O mapa dos dois mundos, a contraface | Beá Meira

Título | O mapa dos dois mundos, a contraface

Em 2019, no “dia do fogo”, quando líderes de extrema direita pagaram a população da Amazônia para que queimasse a floresta, tive o desejo de ver os brasileiros caminhando, nas praças públicas das cidades, sobre grandes tapetes com mapas dos territórios devastados. Foi a partir deste sentimento que comecei a fazer tapeçarias, às vezes em oficinas coletivas, como um ato simbólico de refazer o mundo.

As primeiras tapeçarias eram mapas, onde eu procurava demarcar na floresta o desmatamento, as estradas, os territórios ocupados pela monocultura, pivôs pulverizando agrotóxicos ou as cavas abertas pela mineração. Consistem em imagens tomadas acima do solo, por vezes transcritas de plataformas de dados georreferenciados ou de fotografias de satélites. 

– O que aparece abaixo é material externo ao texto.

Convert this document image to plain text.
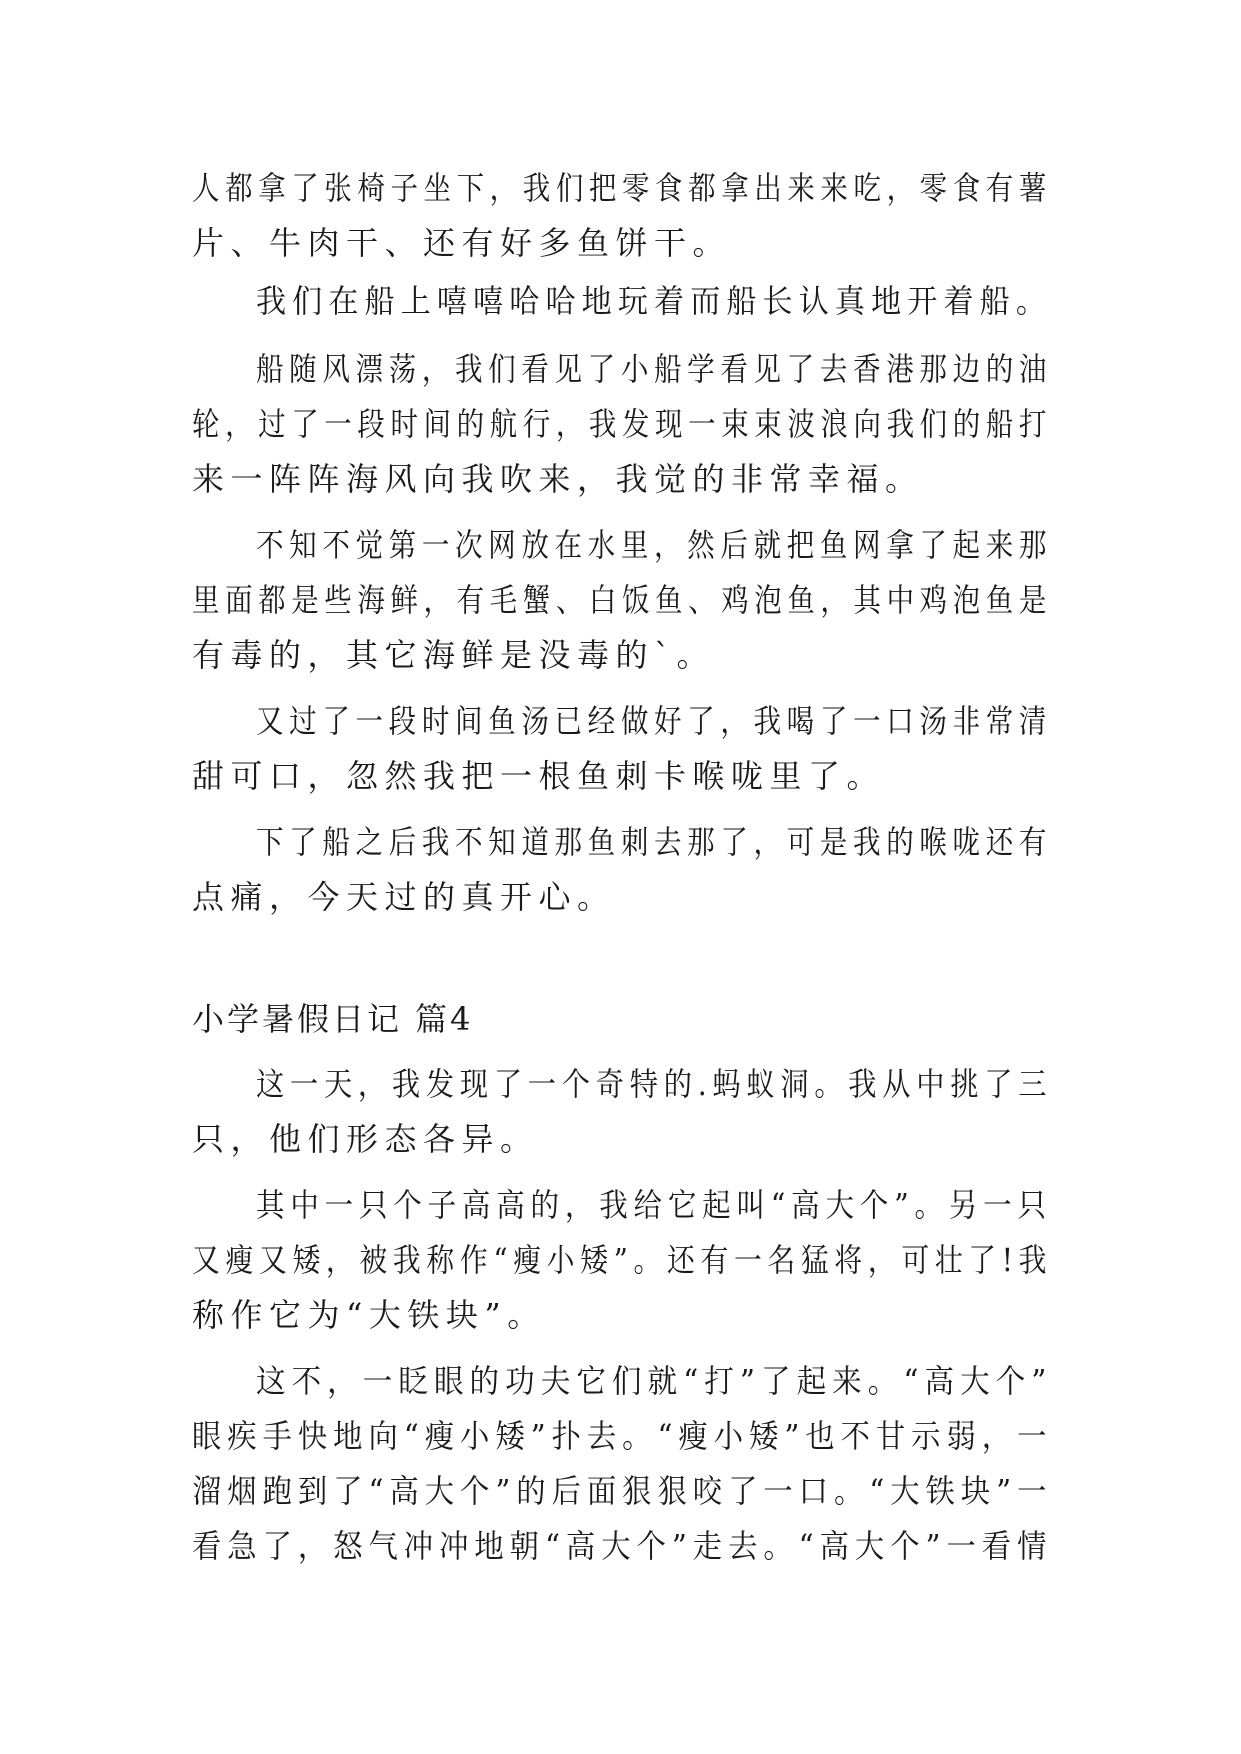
人都拿了张椅子坐下，我们把零食都拿出来来吃，零食有薯
片、牛肉干、还有好多鱼饼干。
我们在船上嘻嘻哈哈地玩着而船长认真地开着船。
船随风漂荡，我们看见了小船学看见了去香港那边的油
轮，过了一段时间的航行，我发现一束束波浪向我们的船打
来一阵阵海风向我吹来，我觉的非常幸福。
不知不觉第一次网放在水里，然后就把鱼网拿了起来那
里面都是些海鲜，有毛蟹、白饭鱼、鸡泡鱼，其中鸡泡鱼是
有毒的，其它海鲜是没毒的`。
又过了一段时间鱼汤已经做好了，我喝了一口汤非常清
甜可口，忽然我把一根鱼刺卡喉咙里了。
下了船之后我不知道那鱼刺去那了，可是我的喉咙还有
点痛，今天过的真开心。
小学暑假日记 篇4
这一天，我发现了一个奇特的.蚂蚁洞。我从中挑了三
只，他们形态各异。
其中一只个子高高的，我给它起叫“高大个”。另一只
又瘦又矮，被我称作“瘦小矮”。还有一名猛将，可壮了!我
称作它为“大铁块”。
这不，一眨眼的功夫它们就“打”了起来。“高大个”
眼疾手快地向“瘦小矮”扑去。“瘦小矮”也不甘示弱，一
溜烟跑到了“高大个”的后面狠狠咬了一口。“大铁块”一
看急了，怒气冲冲地朝“高大个”走去。“高大个”一看情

Mas havia o desafio de mostrar o que não é visível, o que está no subsolo, embaixo da Terra: os lençóis freáticos, os reservatórios de água subterrânea, o movimento das camadas que marcam o tempo profundo da geohistória, os minerais que alimentam as florestas e os emaranhados de fungos micorrízicos, que numa corrente de sinapses sustentam as raízes presas ao solo.

O sétimo caminho

Ansiosa por dar a ver a Terra viva embaixo dos nossos pés, reflito sobre Exu e o sétimo caminho: Como olhar para o que está dentro?

E o que eu buscava estava bem ali, sob o meu plano de trabalho, ou melhor, atrás dele. 

Acontece então uma virada metodológica. Nesta encruza o bordar se tornou desbordar. O gesto de fazer, agora é desfazer os nós do passado e curar o avesso de sua falta de significado. Desemendar as linhas, para com isso, criar novas conexões, abrindo imensas possibilidades inventivas em um avesso que não tem nada a esconder.

Retomei tapeçarias prontas para recontar a geografia, que agora me parece sempre inacabada.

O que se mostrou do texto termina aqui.